Niewykluczone więc, że Stal zdobywa teraz punkty, które mają stanowić poduszkę bezpieczeństwa na gorsze czasy. Jest wręcz bardzo możliwe, że tak będzie. Niezależnie od tego, jak brzmią deklaracje prezesa, jeśli w klubie formatu Stali występuje czołowy napastnik ligi, nie można przesądzać, że dogra tam sezon. Niezależnie od tego, jak by nie zaklinać rzeczywistości, że szczęście sprzyja lepszym, Stal pod względem bilansu goli oczekiwanych jest najgorszą drużyną jesieni. To znaczy, dopuszcza rywali do najgroźniejszych sytuacji, samemu słabo kreując.
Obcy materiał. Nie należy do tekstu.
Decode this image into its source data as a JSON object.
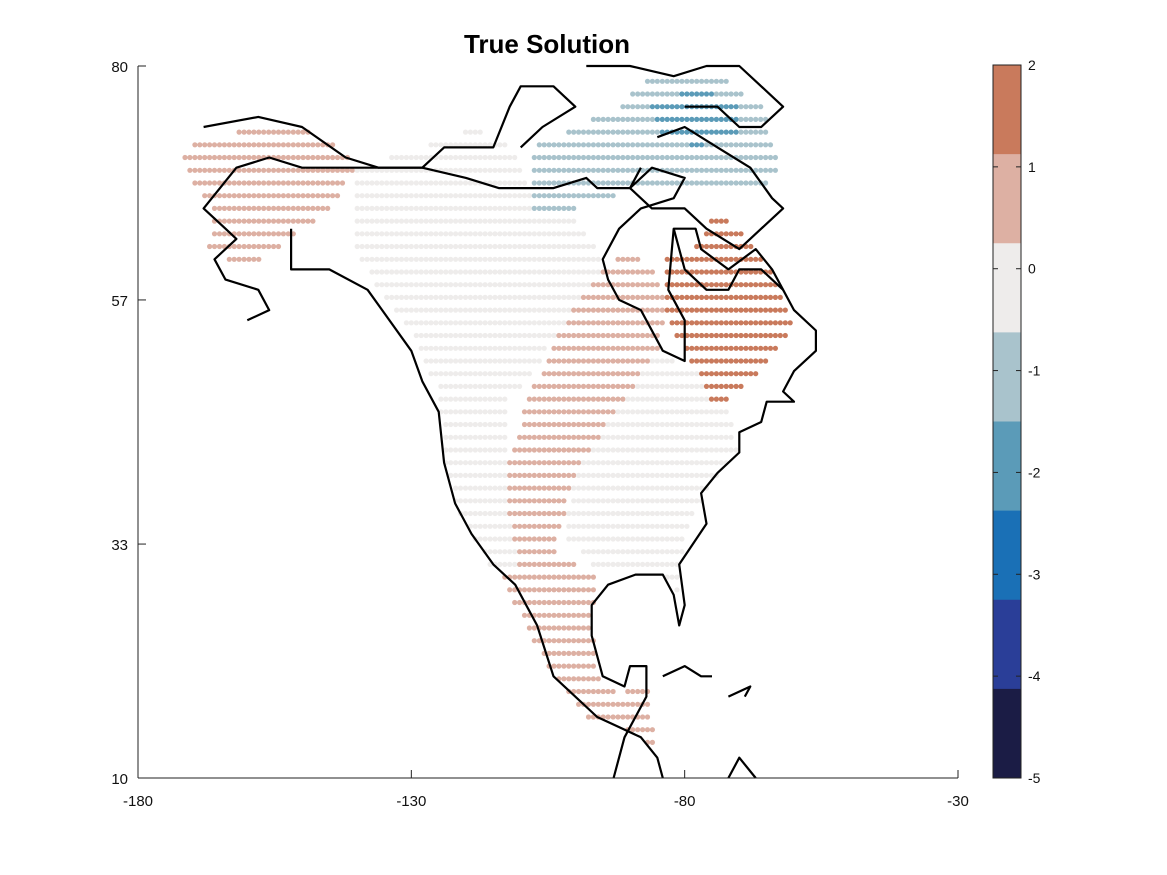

Strzeliła 20 goli z sytuacji, które StatsBomb wycenił na jedenaście. Tego typu odchylenia od rzeczywistości rzadko utrzymują się na dłuższym dystansie. Stal też o tym się przekonała, bo w dwóch poprzednich rundach jesiennych statystyki wyglądały podobnie. A wiosną nadchodziło bolesne wyrównanie: bramkarze przestawali wyciągać beznadziejne sytuacje, napastnikom przestawało wpadać wszystko, co mieli. I problemy gotowe.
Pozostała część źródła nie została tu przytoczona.